There is a positive correlation between financial efficiency and the technological innovation level, and the improvement of financial efficiency can promote the improvement of the regional technological innovation level. Financial efficiency reflects the capital conversion efficiency of bank intermediary institutions. The greater the efficiency, the faster the banking institutions can convert deposits into loans and invest in enterprises. Relatively speaking, the use of capital efficiency is higher, and the promotion of scientific and technological innovation is greater. In general, the coefficient of financial efficiency is relatively small compared with the other two variables because banking institutions convert deposits into loans and issue them to enterprises, which then partially apply these funds to scientific and technological innovation. After capital transfer and filtering twice, the impact of financial efficiency on scientific and technological innovation is reduced.
4. Conclusion
This study analyzes the relationship between financial support and regional science and technology innovation and productivity in different regions of China through multivariate data statistics. The intrinsic influence mechanism of financial [34] support on S&T innovation and production efficiency is explored, and the current development status of S&T innovation in different regions of China and the current status of direct and indirect financing support for S&T innovation are analyzed, and the constraints of financial support on S&T innovation in China are derived. The results of the empirical analysis show that the financial scale, financial structure and financial efficiency variables are all positively related to the level of S&T innovation, but the influence coefficients are different for the four regions. In terms of the degree of influence of each variable, the financial support for S&T innovation in the eastern region mainly comes from the general capital market, which is mainly stock based, and the openness and maturity of the capital market directly affect the supply of funds to enterprises.
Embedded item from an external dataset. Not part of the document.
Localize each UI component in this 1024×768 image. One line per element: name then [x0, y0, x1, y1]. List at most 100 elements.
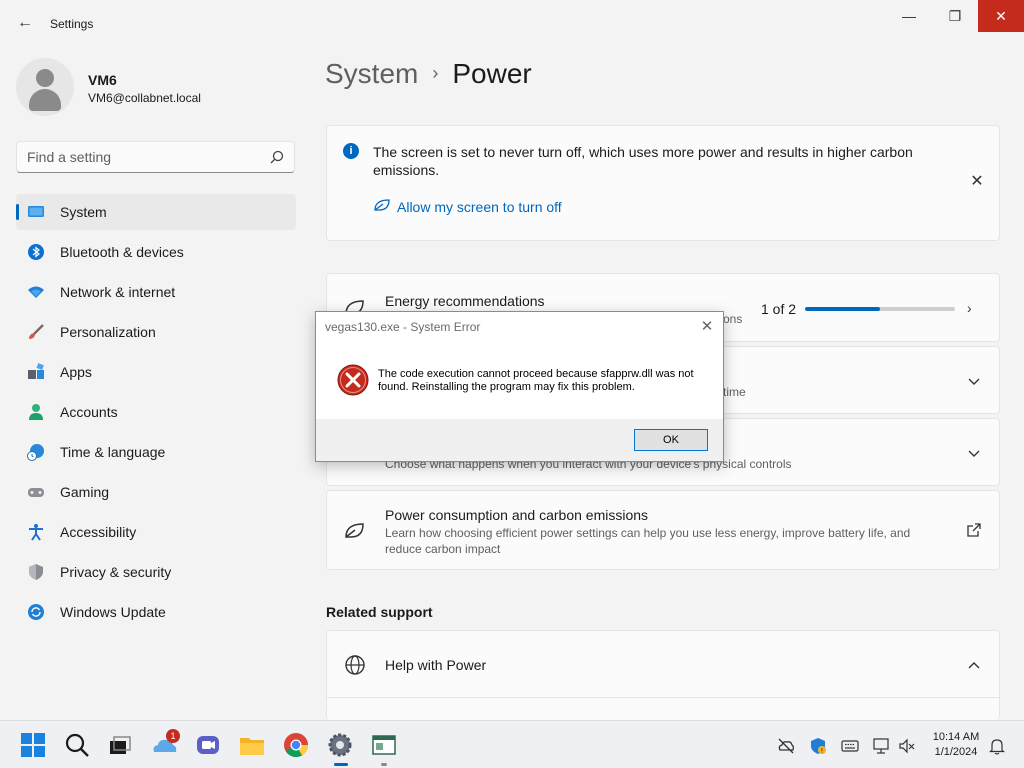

Strong financial support can effectively improve the region’s S&T innovation, and innovation in S&T can effectively improve production efficiency.
Data Availability
The data supporting the current study are available from the author upon request.
Conflicts of Interest
The author declares no conflicts of interest.
Acknowledgments
The author acknowledges the support of the Ph. D. Research Innovation Program of Xinjiang University of Finance and Economics, “Research on Sino-Kazakhstan Economic Cooperation Path Based on Cross-Cultural Understanding-Consumer Demand Preference Perspective” (no. XJUFE2017B04), and the Ph. D. Research Innovation Program of Xinjiang University of Finance and Economics, “Research on Trade Facilitation and Security between China and Kazakhstan” (no. XJUFE2017B001).